‘Can you foster and work full time?’ is a frequently asked question when it comes to fostering.
Unfortunately, the reality about working and becoming a foster carer isn’t always straightforward.
There are no hard and fast rules, however it is possible to continue working and be a foster carer. Many of our foster carers chose to foster full time, while others continue working part time alongside fostering.
Regardless, there are some important things to consider when it comes to fostering and working. As with most decisions regarding foster care, our children’s best interests need to be kept front of mind.
Putting Our Children First
Children in foster care often come from unstable backgrounds. They may have experienced abuse or neglect, which can impact their development. For many foster children, their experiences can lead to them developing a range of issues, like attachment issues or challenging behaviour.
At Compass, we believe that opportunity to provide a child with the safety and stability they deserve is one of the greatest joys of becoming a foster carer. However, to do this, you must be able to provide consistent care.
If you’re wondering, ‘can you work and be a foster parent?’, we ask that you first consider our children’s wellbeing above all else.
To give foster children the best chance, young children can’t be in full-time day-care. Similarly, school-aged children shouldn’t spend their morning and afternoons in preschool and after school care.
There are exceptions, of course, such as older children who are in homework clubs or sports. It all depends on what’s appropriate for the child.
A foster carer’s ability to meet the needs of a foster child is considered during the assessment process. Our family finding team will work with you to find the best solution for your family, but it’s important to consider your availability first.
Is Fostering a Job?
When people ask, ‘can I work and be a foster parent?’, they often don’t realise how fulfilling and in-depth the career of a foster carer can be.
But can being a foster parent be a job within its own right?
Fostering is a career path many people follow, and it is usually a full-time role, with foster carers considered self-employed. Choosing fostering as a career opens many doors, especially if you are looking for a career where you can directly influence and change children’s lives for the better.
Being a foster carer is also a lifestyle and that will change everything– not just for foster children, but for their foster carers and their foster families too.
So, can you be a foster carer and work? Yes – but, before starting your fostering journey, it is vital you understand the commitment and dedication this role needs.
The children that will be in your care need your utmost love and attention, so whilst it can be possible to work and foster, most of our foster carers dedicate all their time to fostering.

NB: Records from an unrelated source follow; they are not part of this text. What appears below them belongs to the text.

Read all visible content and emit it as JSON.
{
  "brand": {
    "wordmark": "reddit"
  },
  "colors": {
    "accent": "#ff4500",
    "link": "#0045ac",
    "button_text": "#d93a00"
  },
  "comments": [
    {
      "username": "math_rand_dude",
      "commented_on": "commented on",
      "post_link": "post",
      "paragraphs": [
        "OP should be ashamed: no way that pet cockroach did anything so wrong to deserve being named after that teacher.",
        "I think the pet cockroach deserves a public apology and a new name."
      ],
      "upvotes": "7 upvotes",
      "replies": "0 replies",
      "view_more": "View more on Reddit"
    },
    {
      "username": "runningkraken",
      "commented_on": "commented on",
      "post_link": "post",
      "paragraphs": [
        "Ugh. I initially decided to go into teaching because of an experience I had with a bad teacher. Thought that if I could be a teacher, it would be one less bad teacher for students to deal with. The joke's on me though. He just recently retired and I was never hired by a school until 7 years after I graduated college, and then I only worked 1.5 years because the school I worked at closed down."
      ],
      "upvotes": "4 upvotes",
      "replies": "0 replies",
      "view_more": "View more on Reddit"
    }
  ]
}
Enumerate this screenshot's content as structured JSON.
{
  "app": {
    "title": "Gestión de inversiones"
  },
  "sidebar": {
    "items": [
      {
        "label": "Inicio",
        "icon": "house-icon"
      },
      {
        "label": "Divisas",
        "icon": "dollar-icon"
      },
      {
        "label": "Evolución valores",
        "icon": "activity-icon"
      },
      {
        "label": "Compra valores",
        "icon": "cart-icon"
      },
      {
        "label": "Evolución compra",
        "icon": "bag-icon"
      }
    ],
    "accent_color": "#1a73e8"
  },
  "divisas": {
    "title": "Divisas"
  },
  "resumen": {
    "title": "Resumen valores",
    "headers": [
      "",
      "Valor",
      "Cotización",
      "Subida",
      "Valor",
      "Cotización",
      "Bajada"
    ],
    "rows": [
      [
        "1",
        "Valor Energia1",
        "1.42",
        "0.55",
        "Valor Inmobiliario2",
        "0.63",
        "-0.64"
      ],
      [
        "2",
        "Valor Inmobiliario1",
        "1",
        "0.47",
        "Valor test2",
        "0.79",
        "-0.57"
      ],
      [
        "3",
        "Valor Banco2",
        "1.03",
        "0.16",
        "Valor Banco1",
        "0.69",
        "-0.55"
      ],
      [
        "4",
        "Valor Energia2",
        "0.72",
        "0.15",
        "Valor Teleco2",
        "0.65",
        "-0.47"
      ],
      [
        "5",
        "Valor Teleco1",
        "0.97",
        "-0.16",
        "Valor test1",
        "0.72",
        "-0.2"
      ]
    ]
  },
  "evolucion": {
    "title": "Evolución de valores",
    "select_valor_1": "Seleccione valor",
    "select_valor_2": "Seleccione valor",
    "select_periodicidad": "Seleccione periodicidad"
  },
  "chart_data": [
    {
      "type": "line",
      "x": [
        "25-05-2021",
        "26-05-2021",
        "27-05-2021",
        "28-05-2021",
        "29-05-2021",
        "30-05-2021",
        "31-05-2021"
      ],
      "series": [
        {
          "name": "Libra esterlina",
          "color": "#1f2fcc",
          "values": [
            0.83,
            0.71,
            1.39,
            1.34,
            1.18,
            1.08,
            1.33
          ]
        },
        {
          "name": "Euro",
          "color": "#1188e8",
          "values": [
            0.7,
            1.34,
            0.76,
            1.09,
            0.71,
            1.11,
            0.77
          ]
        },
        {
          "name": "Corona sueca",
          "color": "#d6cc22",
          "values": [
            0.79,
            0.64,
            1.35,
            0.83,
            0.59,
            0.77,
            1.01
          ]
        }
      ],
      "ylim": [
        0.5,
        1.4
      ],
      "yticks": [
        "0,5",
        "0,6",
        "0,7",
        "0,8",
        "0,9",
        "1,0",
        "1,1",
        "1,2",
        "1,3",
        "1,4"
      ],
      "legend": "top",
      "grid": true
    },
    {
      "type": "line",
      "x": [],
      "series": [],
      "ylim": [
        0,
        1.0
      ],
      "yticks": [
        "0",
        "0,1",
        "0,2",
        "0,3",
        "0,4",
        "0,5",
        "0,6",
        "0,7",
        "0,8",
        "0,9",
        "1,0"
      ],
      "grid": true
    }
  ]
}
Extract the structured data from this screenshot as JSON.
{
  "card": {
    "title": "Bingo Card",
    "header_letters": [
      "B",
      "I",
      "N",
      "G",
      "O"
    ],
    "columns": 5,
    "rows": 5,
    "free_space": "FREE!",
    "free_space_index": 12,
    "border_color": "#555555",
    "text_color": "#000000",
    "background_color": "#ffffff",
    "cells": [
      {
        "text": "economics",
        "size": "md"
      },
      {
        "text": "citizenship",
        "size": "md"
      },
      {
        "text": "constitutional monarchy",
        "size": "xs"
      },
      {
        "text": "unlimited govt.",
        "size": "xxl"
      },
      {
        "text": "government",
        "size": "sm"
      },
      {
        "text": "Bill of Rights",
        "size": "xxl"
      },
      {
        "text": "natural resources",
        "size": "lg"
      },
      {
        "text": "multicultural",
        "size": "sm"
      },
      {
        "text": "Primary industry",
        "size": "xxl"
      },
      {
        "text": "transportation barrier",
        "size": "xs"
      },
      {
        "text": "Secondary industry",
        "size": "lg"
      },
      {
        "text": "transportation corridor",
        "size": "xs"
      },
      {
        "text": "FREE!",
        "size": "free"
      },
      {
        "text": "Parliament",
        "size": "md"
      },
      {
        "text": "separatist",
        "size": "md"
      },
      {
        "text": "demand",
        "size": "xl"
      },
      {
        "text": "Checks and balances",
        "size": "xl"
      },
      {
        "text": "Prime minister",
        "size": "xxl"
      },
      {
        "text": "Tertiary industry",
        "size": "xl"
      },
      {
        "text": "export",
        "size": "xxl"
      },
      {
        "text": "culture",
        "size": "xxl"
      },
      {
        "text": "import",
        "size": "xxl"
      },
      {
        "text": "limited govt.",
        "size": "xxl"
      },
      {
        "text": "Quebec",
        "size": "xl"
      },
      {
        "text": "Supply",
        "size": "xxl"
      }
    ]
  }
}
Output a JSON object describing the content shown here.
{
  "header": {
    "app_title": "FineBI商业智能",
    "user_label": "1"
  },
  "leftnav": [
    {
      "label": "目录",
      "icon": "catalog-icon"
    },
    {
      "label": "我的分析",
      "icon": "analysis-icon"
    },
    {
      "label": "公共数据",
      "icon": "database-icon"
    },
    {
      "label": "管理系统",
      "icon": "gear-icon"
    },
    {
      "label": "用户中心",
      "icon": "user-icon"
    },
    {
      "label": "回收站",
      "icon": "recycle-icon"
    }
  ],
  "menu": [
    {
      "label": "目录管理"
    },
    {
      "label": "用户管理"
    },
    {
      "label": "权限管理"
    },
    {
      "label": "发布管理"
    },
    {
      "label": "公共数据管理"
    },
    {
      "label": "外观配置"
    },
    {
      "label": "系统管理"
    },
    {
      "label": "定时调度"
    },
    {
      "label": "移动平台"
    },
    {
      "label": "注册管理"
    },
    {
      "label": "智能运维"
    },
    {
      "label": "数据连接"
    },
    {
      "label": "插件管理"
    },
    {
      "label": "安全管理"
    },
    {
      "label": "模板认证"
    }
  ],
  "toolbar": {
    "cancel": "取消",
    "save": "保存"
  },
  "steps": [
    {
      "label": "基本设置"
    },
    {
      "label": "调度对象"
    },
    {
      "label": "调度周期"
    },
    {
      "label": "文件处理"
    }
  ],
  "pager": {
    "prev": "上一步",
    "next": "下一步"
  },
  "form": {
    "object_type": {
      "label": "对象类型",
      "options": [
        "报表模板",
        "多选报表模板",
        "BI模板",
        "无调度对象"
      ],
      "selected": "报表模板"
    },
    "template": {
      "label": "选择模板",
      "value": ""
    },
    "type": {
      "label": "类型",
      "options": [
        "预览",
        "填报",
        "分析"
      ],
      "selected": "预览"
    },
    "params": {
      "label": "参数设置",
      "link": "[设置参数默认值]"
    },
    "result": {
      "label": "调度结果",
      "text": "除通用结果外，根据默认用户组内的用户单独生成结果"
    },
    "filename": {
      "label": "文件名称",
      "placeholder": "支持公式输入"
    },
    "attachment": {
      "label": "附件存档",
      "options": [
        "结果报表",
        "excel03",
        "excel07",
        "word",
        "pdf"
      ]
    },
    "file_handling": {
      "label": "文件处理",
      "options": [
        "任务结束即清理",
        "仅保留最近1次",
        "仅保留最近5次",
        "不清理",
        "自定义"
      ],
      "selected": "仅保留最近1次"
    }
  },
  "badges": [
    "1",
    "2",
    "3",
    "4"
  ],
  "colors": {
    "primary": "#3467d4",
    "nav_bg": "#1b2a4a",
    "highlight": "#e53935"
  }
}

Work Flexibility is Essential
If you’re asking, ‘can I work and be a foster carer?’ then know that having some flexibility in your work is essential.
Foster carers need to be able to drop their child off at school in the morning and be there to pick them at the end of the school day. They need to be able to stay home if their child is ill and accommodate weekends and school holidays.
That need for flexibility is the main reason why it’s very difficult to be a foster parent and work full time. However, there are exceptions!
Some workplaces are adaptable enough to offer carers a flexible schedule, such as freelancers and contractors who make their own working hours or work from home, and can change plans at short notice. Other carers have readily available support networks that can step in when needed, like actively involved parents who live nearby.
Often fostering and working part time can be a good middle ground, providing that the working hours can be flexible. Working part time is especially well suited to respite fostering or short term fostering, as the periods that a child is staying with you will be shorter.
Ultimately, working full time and fostering can be tricky, but if you have the right support network in place, this can be a lot easier.
Having a Plan in Place
If you join the Compass Fostering family, it’s important to consider your situation carefully to figure out how you’d meet the needs of your foster child. If you’re asking yourself ‘can I foster if I work full time?’ we suggest you plan for any inevitable situations that may arise.
Review plans for school pick up and drop off and figure out how your child will be looked after when they’re ill or off school. Identify your support network and have clear contingency plans in place.
All these concerns will be covered in your assessment, so it’s best to have an idea of how you’d manage them ahead of time.
Supporting Our Foster Carers
At Compass Fostering, we support our carers financially with a fostering allowance and benefits . In fact, many of our carers foster full time thanks to our allowance, which covers the costs of looking after a child as well as a professional fostering fee, and generous tax breaks.
We also support foster parents professionally by giving carers the opportunity to build careers in fostering. Our high-quality training equips our foster carers with all the knowledge and skills they need to really make a difference to children’s lives.
Every foster parent’s situation is different, and every foster child’s needs are unique. Some foster carers work, while many others don’t. No matter your situation, our recruitment and family finding teams will always consider what’s best for each individual child and each foster family.